The most famous mandira is the Boudhanath Stupa; an impressive monument to the man who forbade monuments to himself. Although first built by a Nepali King fourteen hundred years ago it is a holy place for Tibetan Buddhists. It is surrounded by shops and restaurants in alleyways and guesthouses which sell Tibetan and Nepali crafts and materials. The massive gold steeple with the magical eyes gazes down impassively on thousands of disciples and tourists a day, while old pictures show it standing alone in a paddock only fifty years ago.

The other main tourist attraction was the remains of the ancient city of Basantpur at Durbar Square. I was met by a well-trained guide who had an excellent spiel. It was OK while I was getting good pictures but became a danger when I ran out of energy in the heat and he was anxious to get in a few more plugs for his friends and sponsors. I nearly passed out in a healing-sound-bowls room where I apologised to the young lady and told my guide for the third time that I needed to get out of there and back to the car. He displayed no noticeable compassion and charged me extra. I was so frustrated I gave my driver a huge tip because if I didn’t give it to him, I reasoned, someone else would extract it from me, such a soft touch was I.

The temples in Durbar Square, which were still undergoing meticulous repairs, had been destroyed, damaged and rebuilt several times. There were no bright colours or flashy displays. This was ancient architecture, revered for its age and authenticity. That was the trademark of Nepali culture. Like the peaked rooves and the stylised Sivas, it was a product of the distant past in a remote, mysterious region; the one where Siva, Buddha and Kassapa had walked, lived and died. It was a place of genuine spirituality and it didn’t need authentication from anyone.

My apartment was on the first floor of a new building on a back lane in the suburbs a few miles from Thamel. It had been built with old materials in a traditional style. The small yard was sealed by a large, ornate, metal, black and gold gate. There was a small shrine near the front door and a space for shoes and umbrellas. It was overgrown with greenery intruding onto the balconies and came with a warning to keep the balcony doors closed when unattended ‘because of monkeys’. The apartment had a lounge room, two bedrooms, bathrooms and balconies and a kitchen, much of which was unused.

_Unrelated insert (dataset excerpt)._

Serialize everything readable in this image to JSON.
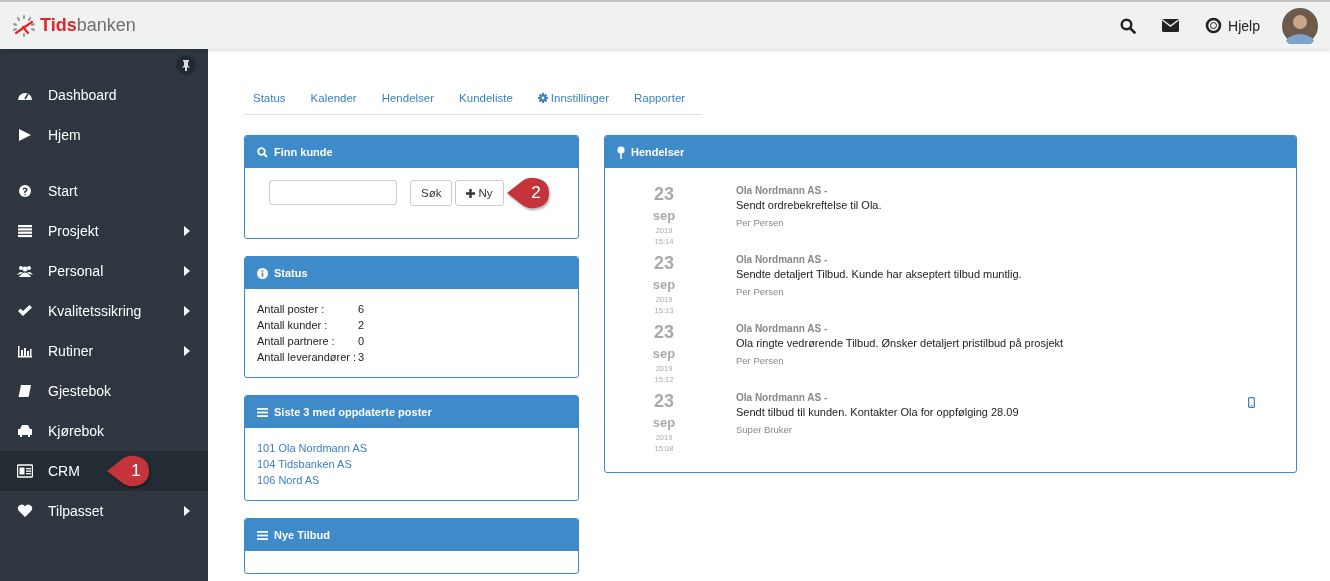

It was a little way back from the main street via a few tangential laneways which led past several smaller houses, and a few equally large ones. Street sellers came wandering through the alleys with distinctive cries and songs advertising their wares and services. There were repairers of domestic implements, fruit and vegetable sellers and others who were a mystery.

One lady who looked like a gypsy came around selling lemons and spinach wrapped up in a piece of cloth she carried on her shoulder. She wore an old scarf around her head and traditional clothes on her skinny frame. Her deeply lined face told of a hard life, but she was surviving with her humble business. She was there every morning and I learnt to recognise her call, though I didn’t understand it. I gave her a little more than what she asked, which was very little, and she was pleased. Every morning I tried to buy something from her but I didn’t know how to cook the spinach. I wasn’t even sure it was spinach, but it looked something like it. I asked my hosts about her but they didn’t know her.